Presiden Rusia Vladimir Putin dan Presiden China Xi Jinping berbicara melalui panggilan video, Selasa (21/1) mengenai strategi dalam mempererat hubungan dengan Donald Trump. Kedua pemimpin tersebut juga mendiskusikan peluang perdamaian untuk mengakhiri perang di Ukraina, dan dukungan penuh Moskow terhadap posisi Beijing terkait Taiwan.
Xi dan Putin berbicara selama satu jam 35 menit setelah Trump dilantik sebagai presiden Amerika. Mereka juga membahas rencana untuk memperkuat kemitraan strategis antara kedua negara, yang membuat Barat merasa khawatir.
China dan Rusia mendeklarasikan kemitraan "tanpa batas" pada Februari 2022 ketika Putin mengunjungi Beijing, beberapa hari sebelum ia mengerahkan puluhan ribu pasukan ke Ukraina. Dalam beberapa bulan terakhir, Putin menyebut China sebagai "sekutu."
Putin, 72 tahun, berbicara dari kediamannya di Novo-Ogarevo, dekat Moskow, sementara Xi, 71 tahun, berbicara dari Balai Besar Rakyat China di Beijing. Mereka saling menyapa sebagai "sahabat karib," dan Xi menginformasikan kepada Putin mengenai percakapan teleponnya dengan Trump pada Jumat yang membahas TikTok, perdagangan, dan Taiwan.
Xi dan Putin "menunjukkan kesiapan untuk membangun hubungan dengan Amerika Serikat berdasarkan prinsip saling menguntungkan dan menghormati, jika tim Trump benar-benar menunjukkan minat dalam hal ini," kata Yuri Ushakov, pembantu kebijakan luar negeri Kremlin, kepada wartawan di Moskow. "Kami juga siap berdialog dengan pemerintahan baru Amerika Serikat mengenai konflik Ukraina."
Ushakov mengatakan Putin menginginkan perdamaian jangka panjang di Ukraina, bukan hanya gencatan senjata sementara.
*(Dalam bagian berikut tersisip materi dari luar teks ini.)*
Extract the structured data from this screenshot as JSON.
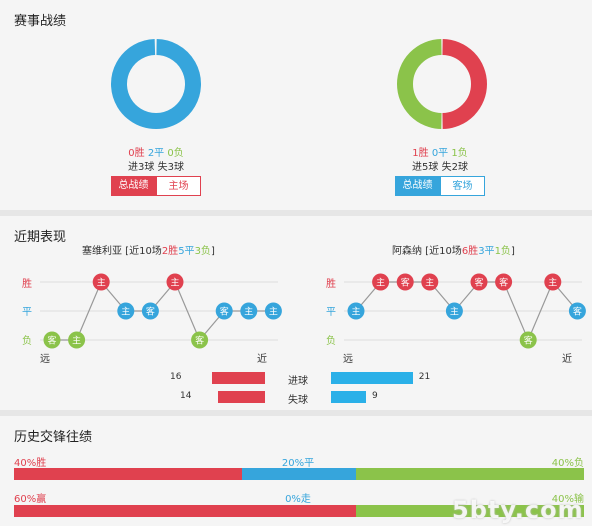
{
  "sections": {
    "record_title": "赛事战绩",
    "recent_title": "近期表现",
    "history_title": "历史交锋往绩"
  },
  "left": {
    "donut": {
      "win": 0,
      "draw": 2,
      "loss": 0
    },
    "record": {
      "win": "0胜",
      "draw": "2平",
      "loss": "0负"
    },
    "goals": "进3球  失3球",
    "btn_total": "总战绩",
    "btn_venue": "主场",
    "team_line": {
      "name": "塞维利亚 [近10场",
      "win": "2胜",
      "draw": "5平",
      "loss": "3负",
      "close": "]"
    },
    "form": [
      {
        "r": "L",
        "v": "客"
      },
      {
        "r": "L",
        "v": "主"
      },
      {
        "r": "W",
        "v": "主"
      },
      {
        "r": "D",
        "v": "主"
      },
      {
        "r": "D",
        "v": "客"
      },
      {
        "r": "W",
        "v": "主"
      },
      {
        "r": "L",
        "v": "客"
      },
      {
        "r": "D",
        "v": "客"
      },
      {
        "r": "D",
        "v": "主"
      },
      {
        "r": "D",
        "v": "主"
      }
    ],
    "goals_for": 16,
    "goals_against": 14
  },
  "right": {
    "donut": {
      "win": 1,
      "draw": 0,
      "loss": 1
    },
    "record": {
      "win": "1胜",
      "draw": "0平",
      "loss": "1负"
    },
    "goals": "进5球  失2球",
    "btn_total": "总战绩",
    "btn_venue": "客场",
    "team_line": {
      "name": "阿森纳 [近10场",
      "win": "6胜",
      "draw": "3平",
      "loss": "1负",
      "close": "]"
    },
    "form": [
      {
        "r": "D",
        "v": "主"
      },
      {
        "r": "W",
        "v": "主"
      },
      {
        "r": "W",
        "v": "客"
      },
      {
        "r": "W",
        "v": "主"
      },
      {
        "r": "D",
        "v": "主"
      },
      {
        "r": "W",
        "v": "客"
      },
      {
        "r": "W",
        "v": "客"
      },
      {
        "r": "L",
        "v": "客"
      },
      {
        "r": "W",
        "v": "主"
      },
      {
        "r": "D",
        "v": "客"
      }
    ],
    "goals_for": 21,
    "goals_against": 9
  },
  "axis": {
    "win": "胜",
    "draw": "平",
    "loss": "负",
    "far": "远",
    "near": "近"
  },
  "compare": {
    "goals_for_label": "进球",
    "goals_against_label": "失球",
    "max": 25
  },
  "history": {
    "row1": {
      "win_pct": 40,
      "draw_pct": 20,
      "loss_pct": 40,
      "win_label": "40%胜",
      "draw_label": "20%平",
      "loss_label": "40%负"
    },
    "row2": {
      "a_pct": 60,
      "b_pct": 0,
      "c_pct": 40,
      "a_label": "60%赢",
      "b_label": "0%走",
      "c_label": "40%输"
    }
  },
  "watermark": "5bty.com",
  "colors": {
    "red": "#e0414f",
    "blue": "#36a5dc",
    "green": "#8bc34a",
    "cyan": "#2ab0e8"
  }
}
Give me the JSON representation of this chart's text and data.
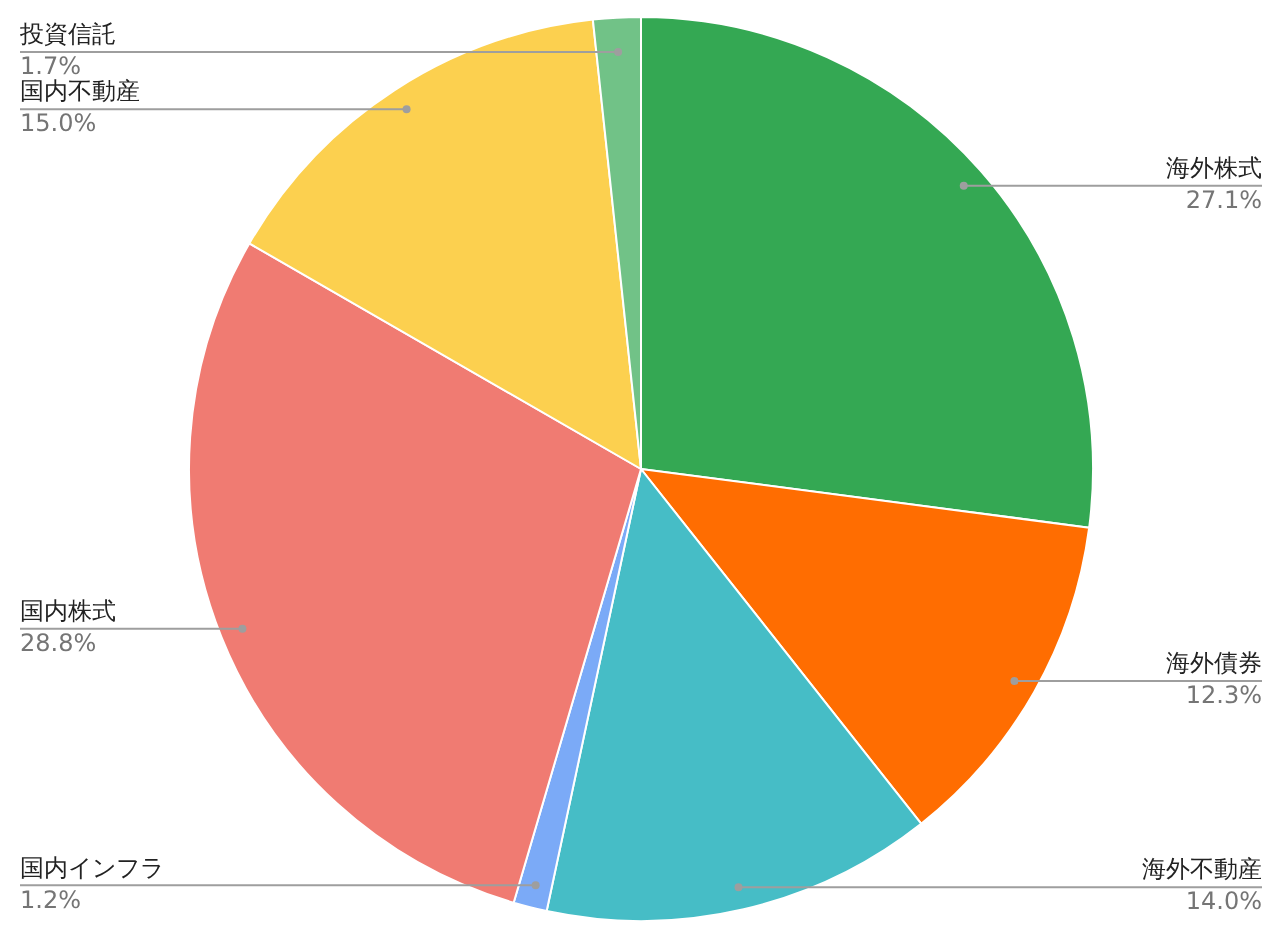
{
  "chart_data": {
    "type": "pie",
    "categories": [
      "海外株式",
      "海外債券",
      "海外不動産",
      "国内インフラ",
      "国内株式",
      "国内不動産",
      "投資信託"
    ],
    "values": [
      27.1,
      12.3,
      14.0,
      1.2,
      28.8,
      15.0,
      1.7
    ],
    "colors": [
      "#34a853",
      "#ff6d01",
      "#46bdc6",
      "#7baaf7",
      "#f07b72",
      "#fcd04f",
      "#71c287"
    ],
    "value_labels": [
      "27.1%",
      "12.3%",
      "14.0%",
      "1.2%",
      "28.8%",
      "15.0%",
      "1.7%"
    ],
    "legend": false
  }
}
Namun ia menggarisbawahi bawah kesepakatan apapun yang dicapai tetap harus mempertimbangkan kepentingan Rusia. Dia juga menyebutkan bahwa hingga saat ini, tidak ada proposal khusus terkait panggilan telepon dengan Trump yang diterima.
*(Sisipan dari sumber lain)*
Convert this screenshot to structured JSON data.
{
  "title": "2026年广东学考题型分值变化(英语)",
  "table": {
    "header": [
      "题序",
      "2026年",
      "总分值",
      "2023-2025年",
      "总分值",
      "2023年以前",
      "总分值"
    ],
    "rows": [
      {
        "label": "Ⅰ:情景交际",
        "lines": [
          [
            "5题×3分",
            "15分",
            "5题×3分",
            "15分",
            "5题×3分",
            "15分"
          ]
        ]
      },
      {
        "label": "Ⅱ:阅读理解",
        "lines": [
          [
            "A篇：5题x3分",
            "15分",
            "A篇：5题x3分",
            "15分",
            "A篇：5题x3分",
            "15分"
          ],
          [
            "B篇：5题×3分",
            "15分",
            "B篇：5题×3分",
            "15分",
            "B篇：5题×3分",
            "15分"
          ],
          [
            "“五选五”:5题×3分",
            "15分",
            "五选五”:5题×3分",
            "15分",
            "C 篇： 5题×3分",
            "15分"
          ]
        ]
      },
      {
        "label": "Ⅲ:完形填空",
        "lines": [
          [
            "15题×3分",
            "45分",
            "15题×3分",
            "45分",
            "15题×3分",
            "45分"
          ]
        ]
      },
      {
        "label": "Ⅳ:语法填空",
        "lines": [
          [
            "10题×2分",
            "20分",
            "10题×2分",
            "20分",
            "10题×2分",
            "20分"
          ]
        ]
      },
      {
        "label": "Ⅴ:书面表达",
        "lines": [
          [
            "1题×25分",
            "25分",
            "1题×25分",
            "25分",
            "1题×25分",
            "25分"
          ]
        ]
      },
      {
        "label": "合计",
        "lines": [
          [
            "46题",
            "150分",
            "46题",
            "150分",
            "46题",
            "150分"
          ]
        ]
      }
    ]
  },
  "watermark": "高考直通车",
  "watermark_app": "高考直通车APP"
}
Trump menyatakan bahwa ia akan bersikap tegas terhadap China dan berencana berbicara dengan Putin untuk mengakhiri perang di Ukraina. Dalam pernyataannya setelah pelantikannya, Trump mengatakan Putin harus mencari solusi untuk menghentikan perang karena dampak destruktifnya terhadap Rusia.
Rusia dan China semakin menemukan kesamaan dalam tujuan geopolitik mereka. Xi mendesak dilakukannya perundingan untuk mengakhiri perang di Ukraina. Ia juga menuding Washington menjadi pihak yang memicu konflik dengan mengirimkan persenjataan ke Kyiv, seraya menyatakan kesiapan untuk mencari solusi yang dihormati oleh kedua belah pihak.
Pandangan Dunia
Trump mengatakan kepada The Wall Street Journal pada Oktober bahwa Xi adalah "pemain poker yang hebat" dan bahwa ia "akrab" dengan Putin. Namun, selama masa jabatan pertamanya, Trump memperingatkan Putin bahwa Amerika Serikat bisa menyerang Moskow jika Rusia memperburuk situasi di Ukraina.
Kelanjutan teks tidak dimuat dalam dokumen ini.